Many completion engineers use laboratory sand-retention testing as a
tool to select a screen for standalone sand-control applications, some focusing
on prepack and others on slurry testing. Those who use slurry tests for screen
selection typically do so on the basis of the conventional wisdom that slurry
testing is more challenging; thus, it represents the worst-case scenario for
sand production. Furthermore, the general belief in the industry has been that
metal-mesh screens with a "pore structure" are better for sand retention
compared with wire-wrap screens (WWSs) of slot geometry, although they are more
prone to "plugging." These are just a few of the many myths that exist in
screen selection for standalone screen (SAS) applications.
Recent papers on the modeling of sand retention by screens of various
geometries, and supported by laboratory experiments, provided the tools for
predicting sand production in both prepack and slurry conditions, as well as
allowing for a systematic performance comparison of various screens by use of
the entire particle-size distribution (PSD) of formation sands (Mondal et al.
2011 and 2012; Chanpura etal. 2012, 2013).
In this paper, we discuss and challenge many myths in the screen
selection for SAS applications and substantiate our findings with modeling and
experimental data.
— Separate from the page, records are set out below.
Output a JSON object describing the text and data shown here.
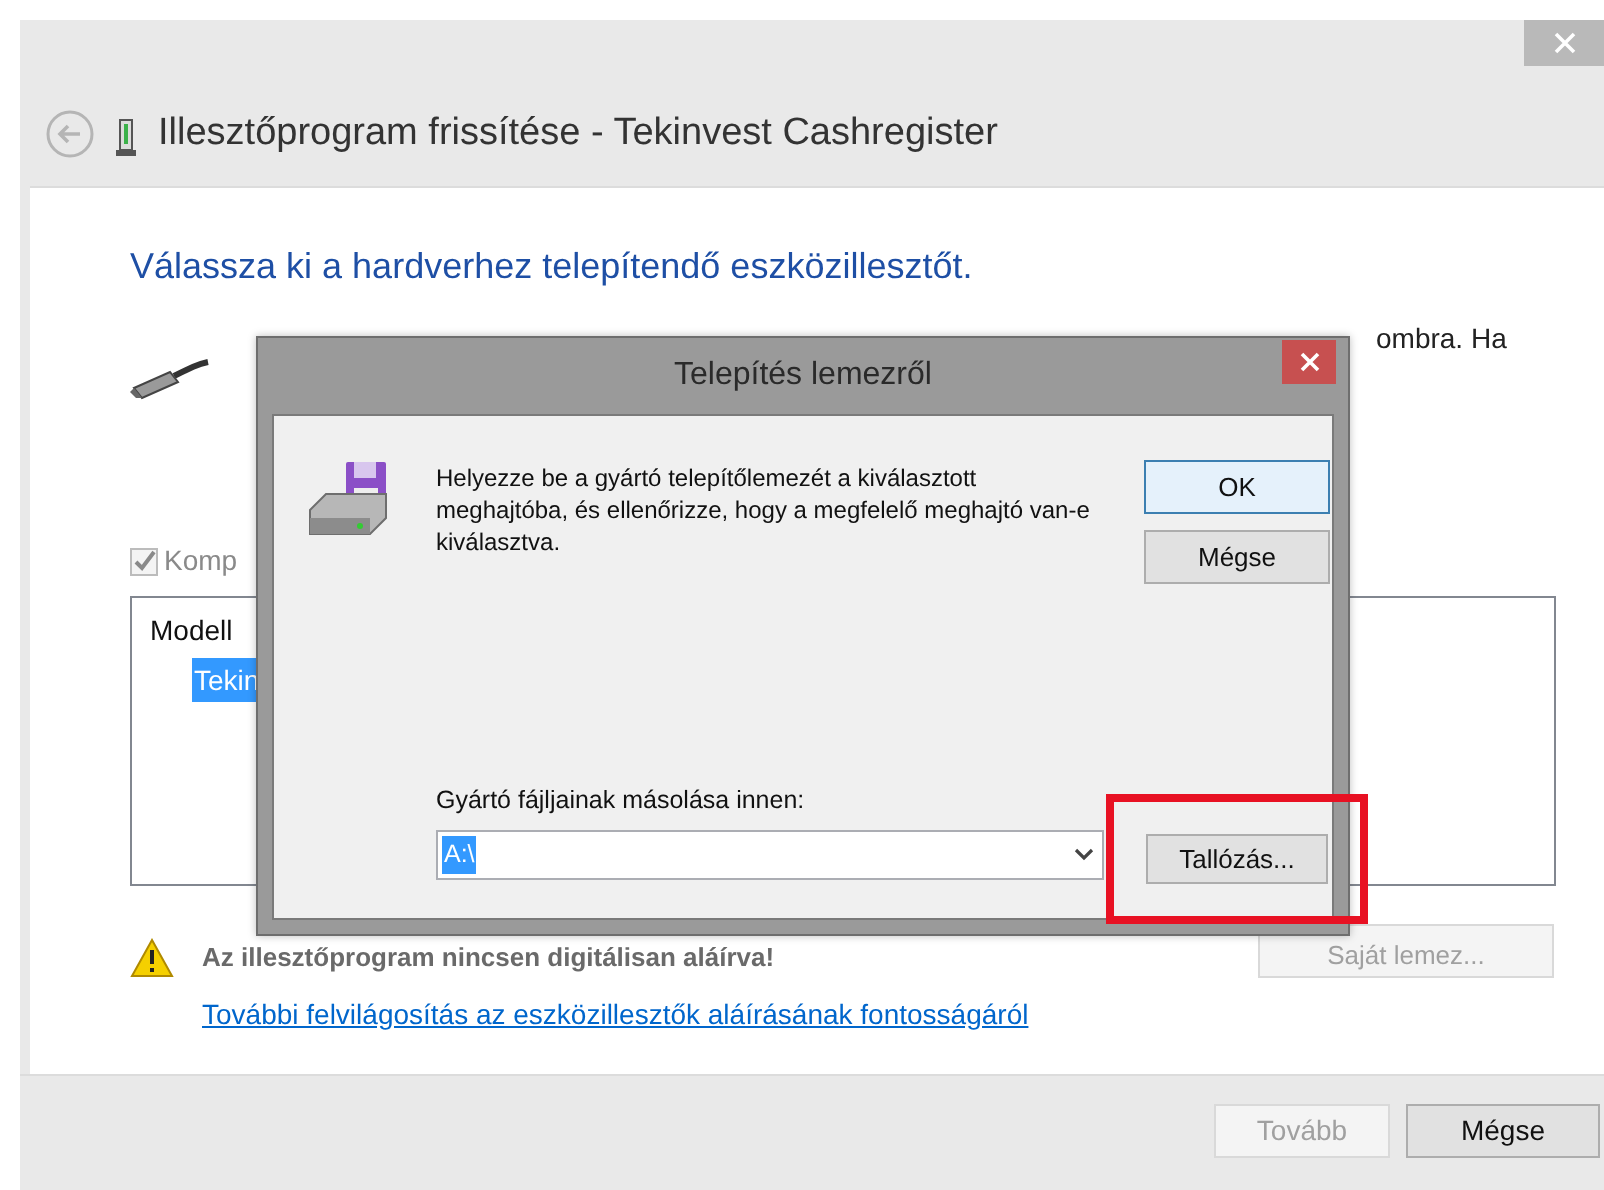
{
  "window": {
    "title": "Illesztőprogram frissítése - Tekinvest Cashregister"
  },
  "heading": "Válassza ki a hardverhez telepítendő eszközillesztőt.",
  "description_fragment": "ombra. Ha",
  "compatible_checkbox": {
    "label": "Komp",
    "checked": true,
    "disabled": true
  },
  "model_list": {
    "column": "Modell",
    "rows": [
      {
        "label": "Tekin",
        "selected": true
      }
    ]
  },
  "warning": "Az illesztőprogram nincsen digitálisan aláírva!",
  "have_disk_button": {
    "label": "Saját lemez...",
    "disabled": true
  },
  "link": "További felvilágosítás az eszközillesztők aláírásának fontosságáról",
  "footer_buttons": [
    {
      "label": "Tovább",
      "disabled": true
    },
    {
      "label": "Mégse",
      "disabled": false
    }
  ],
  "dialog": {
    "title": "Telepítés lemezről",
    "message": "Helyezze be a gyártó telepítőlemezét a kiválasztott meghajtóba, és ellenőrizze, hogy a megfelelő meghajtó van-e kiválasztva.",
    "buttons": [
      {
        "label": "OK",
        "default": true
      },
      {
        "label": "Mégse",
        "default": false
      }
    ],
    "copy_label": "Gyártó fájljainak másolása innen:",
    "copy_from": "A:\\",
    "copy_from_selected": true,
    "browse_button": "Tallózás...",
    "browse_highlighted": true
  }
}
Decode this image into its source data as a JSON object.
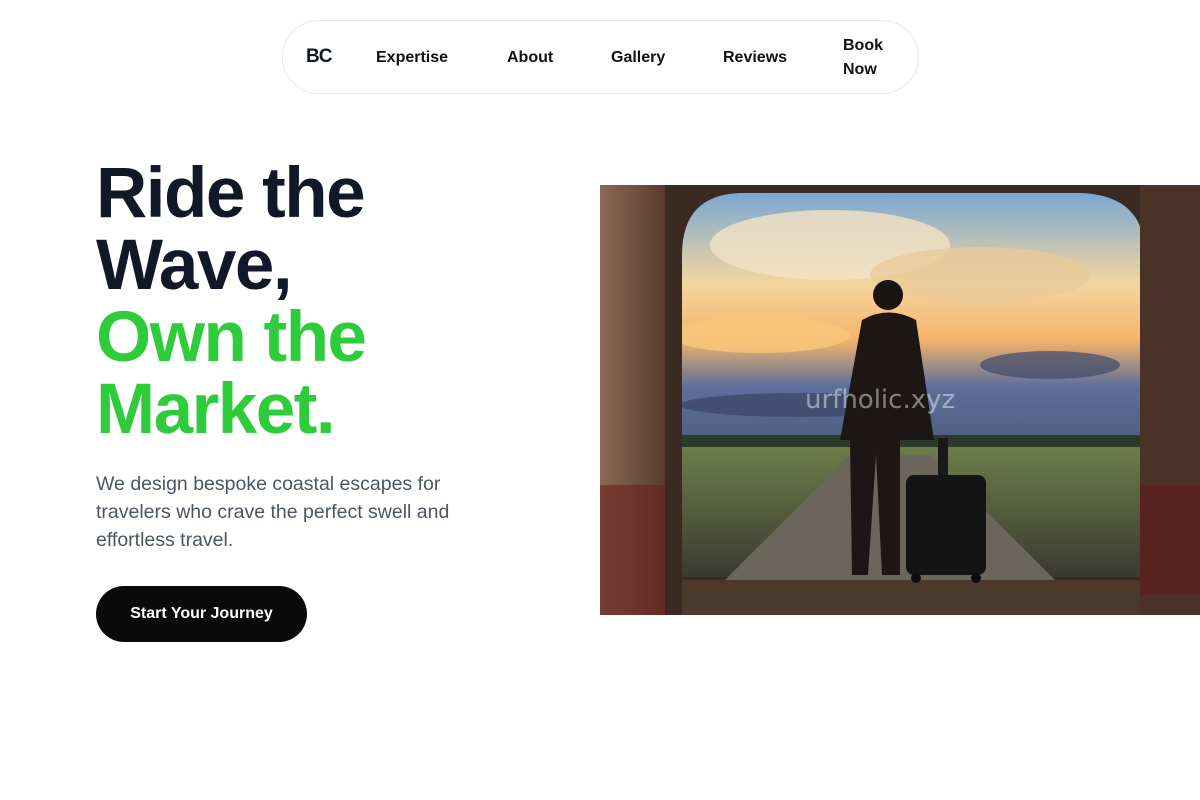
{
  "nav": {
    "logo": "BC",
    "links": [
      "Expertise",
      "About",
      "Gallery",
      "Reviews"
    ],
    "book": "Book Now"
  },
  "hero": {
    "headline_dark_1": "Ride the",
    "headline_dark_2": "Wave,",
    "headline_green_1": "Own the",
    "headline_green_2": "Market.",
    "description": "We design bespoke coastal escapes for travelers who crave the perfect swell and effortless travel.",
    "cta": "Start Your Journey",
    "image_watermark": "urfholic.xyz"
  },
  "colors": {
    "accent_green": "#2ecc3a",
    "dark": "#111827",
    "button": "#0a0a0a"
  }
}
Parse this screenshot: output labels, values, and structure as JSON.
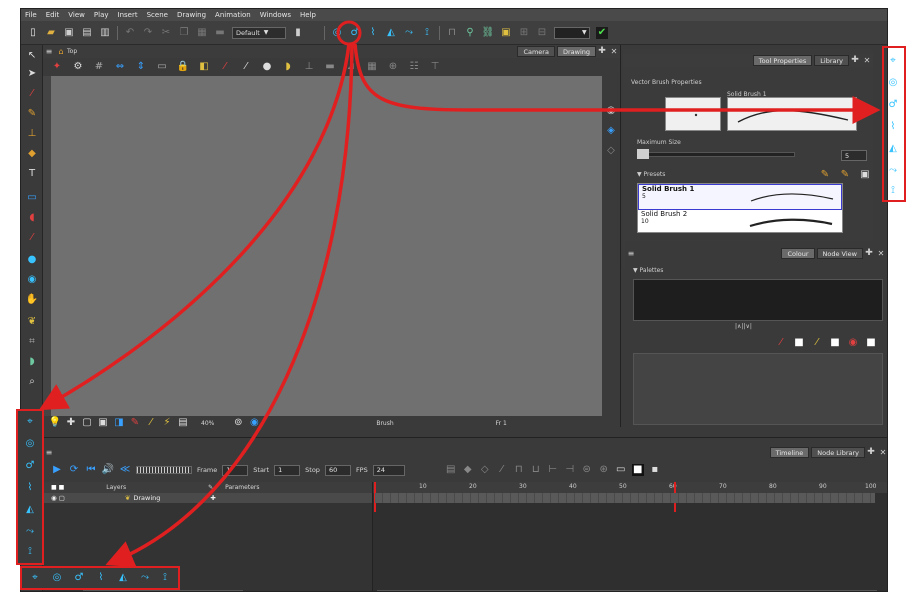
{
  "menu": [
    "File",
    "Edit",
    "View",
    "Play",
    "Insert",
    "Scene",
    "Drawing",
    "Animation",
    "Windows",
    "Help"
  ],
  "toolbar": {
    "workspace": "Default"
  },
  "camera_panel": {
    "breadcrumb": "Top",
    "tabs": [
      "Camera",
      "Drawing"
    ],
    "zoom": "40%",
    "tool_name": "Brush",
    "frame": "Fr 1"
  },
  "tool_properties": {
    "tabs": [
      "Tool Properties",
      "Library"
    ],
    "section_title": "Vector Brush Properties",
    "preview_label": "Solid Brush 1",
    "max_size_label": "Maximum Size",
    "max_size_value": "5",
    "presets_label": "Presets",
    "presets": [
      {
        "name": "Solid Brush 1",
        "size": "5"
      },
      {
        "name": "Solid Brush 2",
        "size": "10"
      }
    ]
  },
  "colour_panel": {
    "tabs": [
      "Colour",
      "Node View"
    ],
    "palettes_label": "Palettes"
  },
  "timeline": {
    "tabs": [
      "Timeline",
      "Node Library"
    ],
    "frame_label": "Frame",
    "frame_value": "1",
    "start_label": "Start",
    "start_value": "1",
    "stop_label": "Stop",
    "stop_value": "60",
    "fps_label": "FPS",
    "fps_value": "24",
    "layers_header": "Layers",
    "parameters_header": "Parameters",
    "layer_name": "Drawing",
    "ruler_ticks": [
      "10",
      "20",
      "30",
      "40",
      "50",
      "60",
      "70",
      "80",
      "90",
      "100"
    ]
  },
  "deformation_toolbar_icons": [
    "show-control-icon",
    "rigging-tool-icon",
    "transform-tool-icon",
    "curve-tool-icon",
    "envelope-tool-icon",
    "weighted-deform-icon",
    "deform-tool-icon"
  ],
  "highlight_color": "#e02020",
  "icon_color": "#38c3ff"
}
The conditions under which a slurry or a prepack test would
be more conservative are identified, highlighting the mechanisms of sand
retention (size exclusion or bridging dominated). Wedemonstrate that the
current thinking that prepack tests are always more conservative from a
sand-production standpoint is incorrect. We also show that the concept that
metal-mesh screens are always superior for sand retention than WWSs is
incorrect, highlighting the factors that affect sand production through various
screens (e.g., open flow area (OFA), wire thickness, and fraction of
bridging-sized particles in the formation sand). Finally, a methodology for
screen selection in SAS applications is proposed.